Councils secretly snooped on the rubbish of 2,000 homes

by GreenWire.org.uk. Published Mon 11 May 2009 19:29
Councils snoop on residents' rubbish

The Kent Waste Partnership has analysed rubbish from the bins of more than 2,000 homes without their owners’ knowledge in a bid, they say, to cut waste and boost recycling.

The contents of the bins were studied to discover exactly what was inside and all councils in Kent took part, with the exception of Dartford, which claimed the exercise was intrusive and amounted to spying.

The survey found that food waste made up 34 percent of the rubbish bins with paper and card accounting for 16 percent followed by glass waste at 6 percent.

A Kent Waste Partnership spokeswoman said householders were not informed because “national practice on waste surveys has shown that advising residents beforehand that a waste survey is taking place simply serves to change their behaviours at the time of the survey.

“The result is that the data from the survey can be significantly distorted from normal behaviours, and prevent local authorities from having the proper information on which to base business decisions involving tax payers’ funds.

“The approach taken by the KWP was to secure the information that is needed, and to do so in a discreet and measured manner.”

The KWP is responsible for waste management in Kent and is made up of the county’s 12 district and borough councils who collect domestic waste and Kent County Council, which is responsible for its disposal.

The Kent Waste Partnership was created in April 2007 with the purpose of “ensuring 'joined up thinking' between Kent's two tiers of local government and giving the tax payers of the county the best possible service and value for money”.

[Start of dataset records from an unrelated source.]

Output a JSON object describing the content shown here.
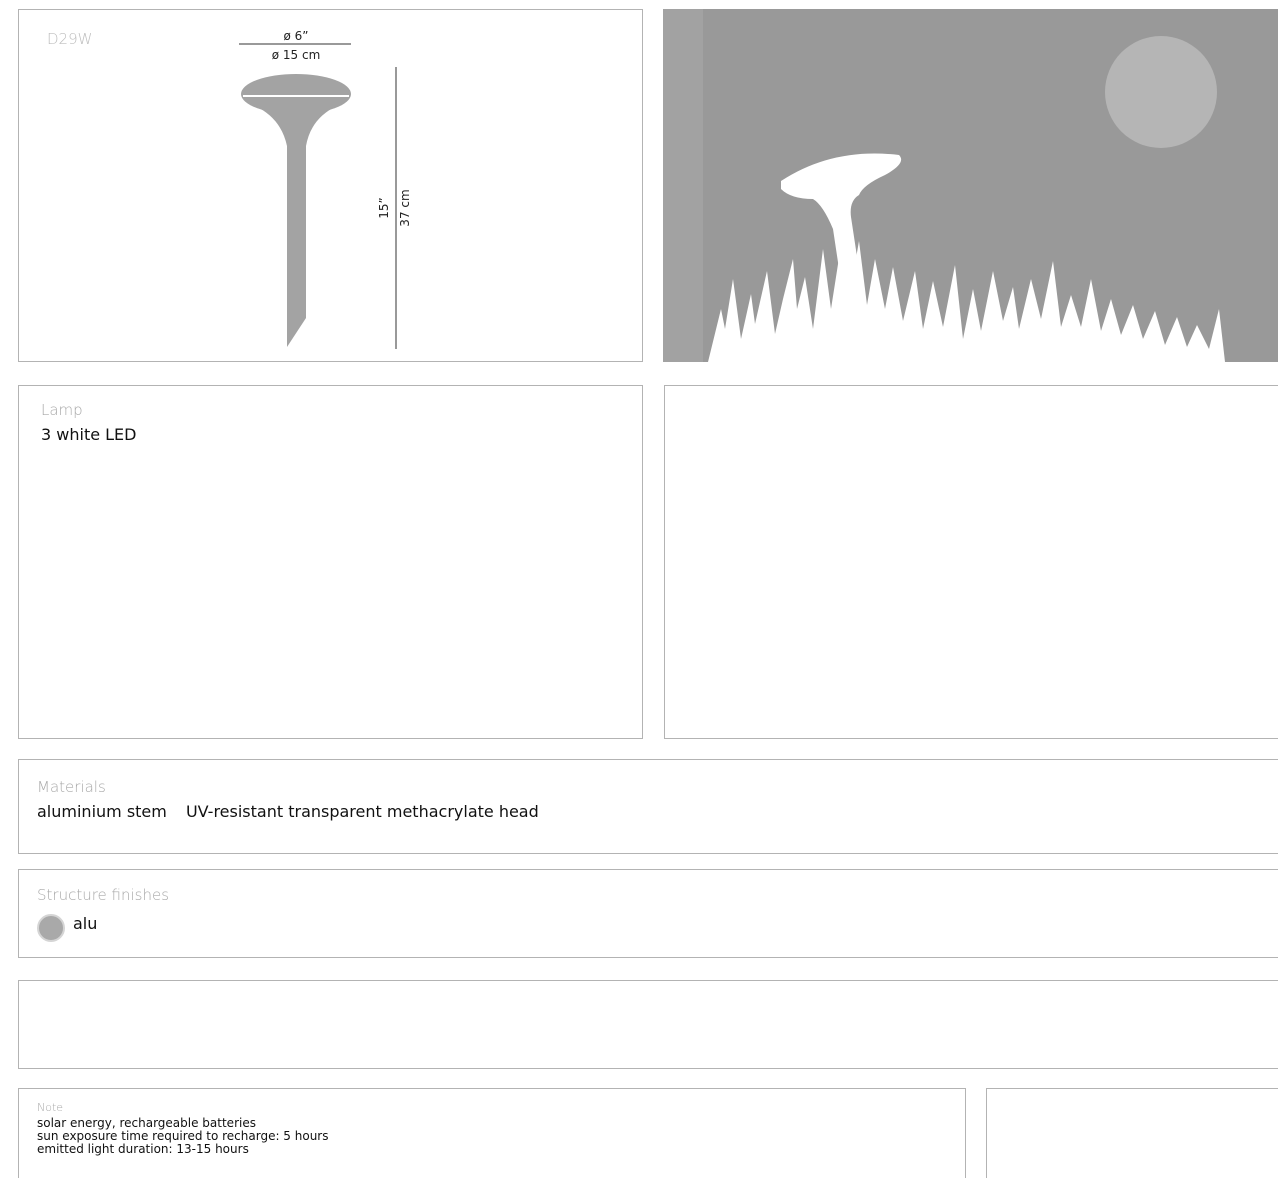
{
  "product_code": "D29W",
  "dimensions": {
    "diameter_in": "ø 6ˮ",
    "diameter_cm": "ø 15 cm",
    "height_in": "15ˮ",
    "height_cm": "37 cm"
  },
  "lamp": {
    "label": "Lamp",
    "value": "3 white LED"
  },
  "materials": {
    "label": "Materials",
    "items": [
      "aluminium stem",
      "UV-resistant transparent methacrylate head"
    ]
  },
  "structure_finishes": {
    "label": "Structure finishes",
    "items": [
      {
        "name": "alu",
        "color": "#a9a9a9"
      }
    ]
  },
  "note": {
    "label": "Note",
    "lines": [
      "solar energy, rechargeable batteries",
      "sun exposure time required to recharge: 5 hours",
      "emitted light duration: 13-15 hours"
    ]
  },
  "colors": {
    "border": "#b3b3b3",
    "label": "#a8a8a8",
    "photo_bg": "#999999"
  }
}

Dartford Borough Council, whose recycling rates are among the lowest in Kent, refused to take part in the audit, saying the methods amounted to “spying”.

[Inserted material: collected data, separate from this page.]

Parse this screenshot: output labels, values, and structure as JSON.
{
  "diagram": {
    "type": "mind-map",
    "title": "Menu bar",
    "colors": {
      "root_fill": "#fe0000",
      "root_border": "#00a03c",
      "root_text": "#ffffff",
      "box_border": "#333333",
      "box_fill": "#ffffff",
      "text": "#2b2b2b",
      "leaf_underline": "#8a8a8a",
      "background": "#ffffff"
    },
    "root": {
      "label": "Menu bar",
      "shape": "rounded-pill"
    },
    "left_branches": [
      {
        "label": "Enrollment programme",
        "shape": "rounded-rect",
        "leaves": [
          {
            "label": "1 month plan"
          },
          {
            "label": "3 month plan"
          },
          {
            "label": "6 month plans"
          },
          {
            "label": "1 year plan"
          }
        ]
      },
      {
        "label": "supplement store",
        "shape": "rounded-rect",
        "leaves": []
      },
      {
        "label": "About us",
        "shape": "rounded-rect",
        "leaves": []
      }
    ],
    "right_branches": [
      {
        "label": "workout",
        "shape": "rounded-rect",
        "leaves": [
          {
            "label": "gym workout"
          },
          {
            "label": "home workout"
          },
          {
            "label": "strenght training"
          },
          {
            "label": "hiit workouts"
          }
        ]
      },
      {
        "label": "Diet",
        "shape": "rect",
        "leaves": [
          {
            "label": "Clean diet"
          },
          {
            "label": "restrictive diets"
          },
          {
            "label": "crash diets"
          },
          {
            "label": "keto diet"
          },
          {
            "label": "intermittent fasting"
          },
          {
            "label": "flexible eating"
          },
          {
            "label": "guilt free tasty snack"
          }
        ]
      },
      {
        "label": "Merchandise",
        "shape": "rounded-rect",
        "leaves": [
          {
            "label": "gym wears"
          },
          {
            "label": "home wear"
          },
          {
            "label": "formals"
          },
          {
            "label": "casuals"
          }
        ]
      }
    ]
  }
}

A KWP spokeswoman said: “Dartford BC’s governing administration has a manifesto commitment from 2007 around not taking part in waste audits.”

One resident of Ashford, Kent, said: “We should have guessed the council were up to something, for the first time in recent memory the bins were collected on time and everything was taken away for a change.

The survey also showed that pet bedding and dense plastic made up 7 percent of rubbish, plastic film made up 5 percent, textiles 3 percent and waste electrical and electronic equipment 1 percent.